DAS WUNDERTHEATER/DER BAJAZZO: ZWIESPÄLTIGE BILANZ ( 31.3.2012)
Nach der Entdeckung „Wundertheater“ die Schwachstelle der Produktion, der „Bajazzo“. Foto: Wiener Volksoper
So nahe liegen Erfolg und Misserfolg im Theater beinander. Hans Werner Henzes Bühnenerstling aus 1949 – erst 1965 zu einer richtigen Oper umgewandelt – war der Überraschungs- Hit des Volksopern -Abends. Das Stück, das erstmals in Österreich gegeben wurde, stellt eine Mischung aus des Kaisers neue Kleider und dem Rassenwahn des Dritten Reiches bzw. der Suche nach getauften Juden dar und wurde musikalisch hochkarätig umgesetzt. Nicht zuletzt durch den Dirigenten Gerrit Prießnitz, der das Volksopernorchester und den Chor (Leitung Thomas Böttcher) zu einer tollen Leistung animiert und Hans Werner Henze in eine Traditionslinie mit Richard Strauss oder Gottfried von Einem stellt. Auch die Regie-Grundidee von Thomas Schulte-Michels (Regie und Bühnenbild) ist überzeugend: das Publikum nimmt an einer Inquisitionssitzung in einer Stierkampfarena teil (das Stück spielt in Spanien) . Und im Mittelpunkt der „Phantasie-Show“ steht der Theaterdirektor Chanfalla – von Jörg Schneider großartig, ja geradezu virtuos dargeboten. Dieser österreichische Sänger erweist sich für die Volksoper als wahrer Glücksfall. Die Stimme sitzt immer besser, seine Technik ist hervorragend, die Höhe strahlt und ist scheinbar mühelos– und jetzt beginnt er auch noch zu spielen! Ausgezeichnet auch das übrige Ensemble der Henze-Oper: Martina Dorak ist ein charmanter Begleiter des Direktors, Karl Michael Ebner ein tollpatschiger Knirps, Martin Winkler ein Benito Repollo mit dröhnendem Bass. Erwähnen muss man auch noch Klemens Sander als Juan Castrada oder Andrea Bogner als seine Tochter. Das Publikum reagiert begeistert und feiert das „Wundertheater“ mit großem, langanhaltendem Jubel!
Nach der Pause geht’s „durchmischt“ weiter. Der Regisseur und Bühnenbildner Thomas Schulte-Michels liefert neuerlich Zuschauer-Ränge. Diesmal spiegelt sich die Volksoper selbst. Leider ist die Bühne dadurch völlig verbaut, die Kostüme (Tanja Liebermann) strahlen den Charme einer Handelsakadmie aus den 50er Jahren aus.

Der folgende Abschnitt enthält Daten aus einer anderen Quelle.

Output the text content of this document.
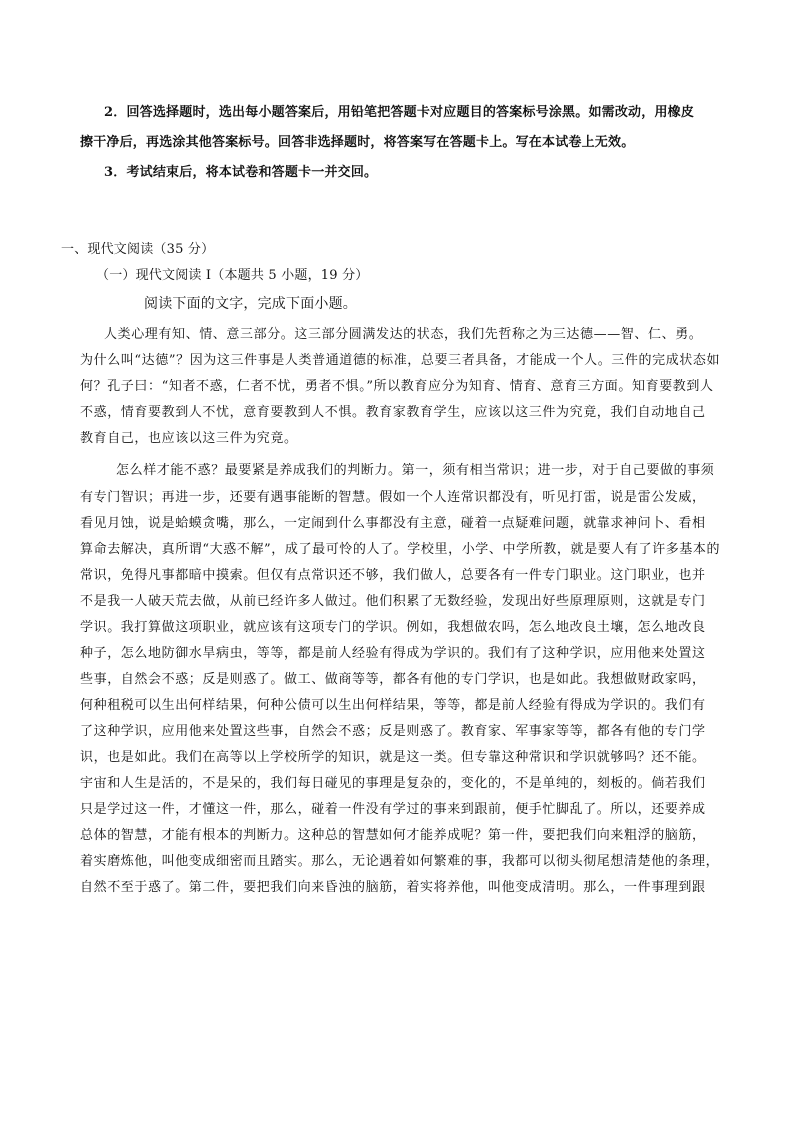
2．回答选择题时，选出每小题答案后，用铅笔把答题卡对应题目的答案标号涂黑。如需改动，用橡皮
擦干净后，再选涂其他答案标号。回答非选择题时，将答案写在答题卡上。写在本试卷上无效。
3．考试结束后，将本试卷和答题卡一并交回。
一、现代文阅读（35 分）
（一）现代文阅读 I（本题共 5 小题，19 分）
阅读下面的文字，完成下面小题。
人类心理有知、情、意三部分。这三部分圆满发达的状态，我们先哲称之为三达德——智、仁、勇。
为什么叫“达德”？因为这三件事是人类普通道德的标准，总要三者具备，才能成一个人。三件的完成状态如
何？孔子曰：“知者不惑，仁者不忧，勇者不惧。”所以教育应分为知育、情育、意育三方面。知育要教到人
不惑，情育要教到人不忧，意育要教到人不惧。教育家教育学生，应该以这三件为究竟，我们自动地自己
教育自己，也应该以这三件为究竟。
怎么样才能不惑？最要紧是养成我们的判断力。第一，须有相当常识；进一步，对于自己要做的事须
有专门智识；再进一步，还要有遇事能断的智慧。假如一个人连常识都没有，听见打雷，说是雷公发威，
看见月蚀，说是蛤蟆贪嘴，那么，一定闹到什么事都没有主意，碰着一点疑难问题，就靠求神问卜、看相
算命去解决，真所谓“大惑不解”，成了最可怜的人了。学校里，小学、中学所教，就是要人有了许多基本的
常识，免得凡事都暗中摸索。但仅有点常识还不够，我们做人，总要各有一件专门职业。这门职业，也并
不是我一人破天荒去做，从前已经许多人做过。他们积累了无数经验，发现出好些原理原则，这就是专门
学识。我打算做这项职业，就应该有这项专门的学识。例如，我想做农吗，怎么地改良土壤，怎么地改良
种子，怎么地防御水旱病虫，等等，都是前人经验有得成为学识的。我们有了这种学识，应用他来处置这
些事，自然会不惑；反是则惑了。做工、做商等等，都各有他的专门学识，也是如此。我想做财政家吗，
何种租税可以生出何样结果，何种公债可以生出何样结果，等等，都是前人经验有得成为学识的。我们有
了这种学识，应用他来处置这些事，自然会不惑；反是则惑了。教育家、军事家等等，都各有他的专门学
识，也是如此。我们在高等以上学校所学的知识，就是这一类。但专靠这种常识和学识就够吗？还不能。
宇宙和人生是活的，不是呆的，我们每日碰见的事理是复杂的，变化的，不是单纯的，刻板的。倘若我们
只是学过这一件，才懂这一件，那么，碰着一件没有学过的事来到跟前，便手忙脚乱了。所以，还要养成
总体的智慧，才能有根本的判断力。这种总的智慧如何才能养成呢？第一件，要把我们向来粗浮的脑筋，
着实磨炼他，叫他变成细密而且踏实。那么，无论遇着如何繁难的事，我都可以彻头彻尾想清楚他的条理，
自然不至于惑了。第二件，要把我们向来昏浊的脑筋，着实将养他，叫他变成清明。那么，一件事理到跟
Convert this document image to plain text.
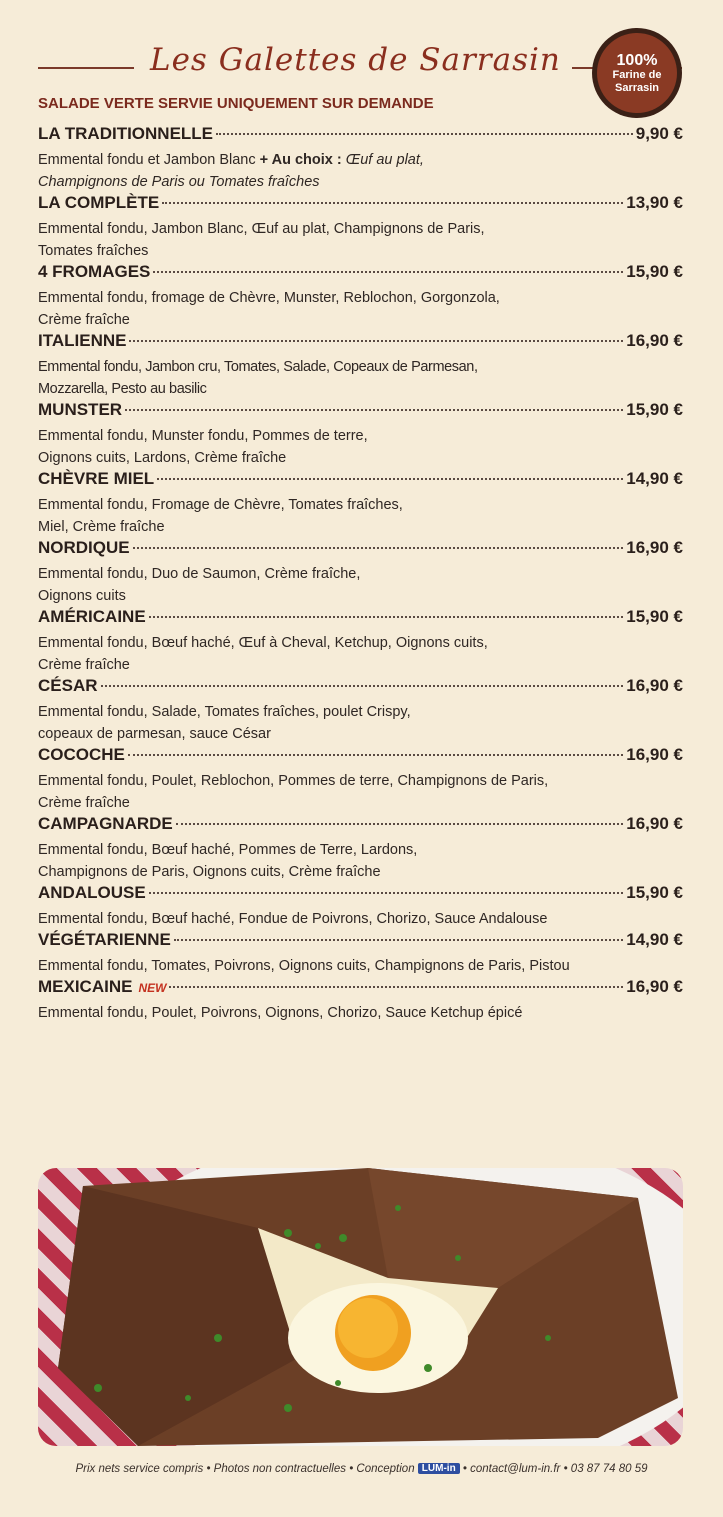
Les Galettes de Sarrasin	100%
Farine de
Sarrasin
SALADE VERTE SERVIE UNIQUEMENT SUR DEMANDE
LA TRADITIONNELLE	9,90 €
Emmental fondu et Jambon Blanc + Au choix : Œuf au plat,
Champignons de Paris ou Tomates fraîches
LA COMPLÈTE	13,90 €
Emmental fondu, Jambon Blanc, Œuf au plat, Champignons de Paris,
Tomates fraîches
4 FROMAGES	15,90 €
Emmental fondu, fromage de Chèvre, Munster, Reblochon, Gorgonzola,
Crème fraîche
ITALIENNE	16,90 €
Emmental fondu, Jambon cru, Tomates, Salade, Copeaux de Parmesan,
Mozzarella, Pesto au basilic
MUNSTER	15,90 €
Emmental fondu, Munster fondu, Pommes de terre,
Oignons cuits, Lardons, Crème fraîche
CHÈVRE MIEL	14,90 €
Emmental fondu, Fromage de Chèvre, Tomates fraîches,
Miel, Crème fraîche
NORDIQUE	16,90 €
Emmental fondu, Duo de Saumon, Crème fraîche,
Oignons cuits
AMÉRICAINE	15,90 €
Emmental fondu, Bœuf haché, Œuf à Cheval, Ketchup, Oignons cuits,
Crème fraîche
CÉSAR	16,90 €
Emmental fondu, Salade, Tomates fraîches, poulet Crispy,
copeaux de parmesan, sauce César
COCOCHE	16,90 €
Emmental fondu, Poulet, Reblochon, Pommes de terre, Champignons de Paris,
Crème fraîche
CAMPAGNARDE	16,90 €
Emmental fondu, Bœuf haché, Pommes de Terre, Lardons,
Champignons de Paris, Oignons cuits, Crème fraîche
ANDALOUSE	15,90 €
Emmental fondu, Bœuf haché, Fondue de Poivrons, Chorizo, Sauce Andalouse
VÉGÉTARIENNE	14,90 €
Emmental fondu, Tomates, Poivrons, Oignons cuits, Champignons de Paris, Pistou
MEXICAINE NEW	16,90 €
Emmental fondu, Poulet, Poivrons, Oignons, Chorizo, Sauce Ketchup épicé
Prix nets service compris • Photos non contractuelles • Conception LUM-in • contact@lum-in.fr • 03 87 74 80 59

Und die musikalische Umsetzung ist ebenfalls nur teilweise gelungen. Am Pult steht nun Enrico Dovico und überzeugt noch mit dem Beginn – dann kommt der Prolog des Tonio. Morten Frank Larsen hatte an diesem Abend Probleme mit seiner auslandenden Stimme, er plagt sich mit dem Mezzavoce, auch die Forte-Höhen wirken gestemmt. Und dazu kommt: das Distonieren wird häufiger. Kurzum ein Lieblings-Sänger der Volksoper hat ein Formtief. Und wird nach dem Prolog und am Ende beim Solovorhang gnadenlos ausgebuht. Weniger Applaus wäre meines Erachtens die adäquate Reaktion. Doch freilich: der dänische Bariton ist auch trotz der Clown-Maske viel zu attraktiv für diese Rolle; sein „Gegenspieler“ , der US-Tenor Ray M.Wade als Canio, kommt nicht an die großen Rolleninterpreten der Leoncavallo-Oper heran; sein Bajazzo ist nicht mehr als ordentlich gesungen und bieder gespielt. Wirklich zufriedenstellend sind Melba Ramos als dramatische Nedda und Mathias Hausmann als souveräner Silvio bzw. der höhensichere Koreaner JunHo Yu als Beppo. Doch auch bei ihnen stören die Kostüme, die Personenführung und der fehlende Platz. Insgesamt: kein Ruhmesblatt für die Geschichte der Volksoper.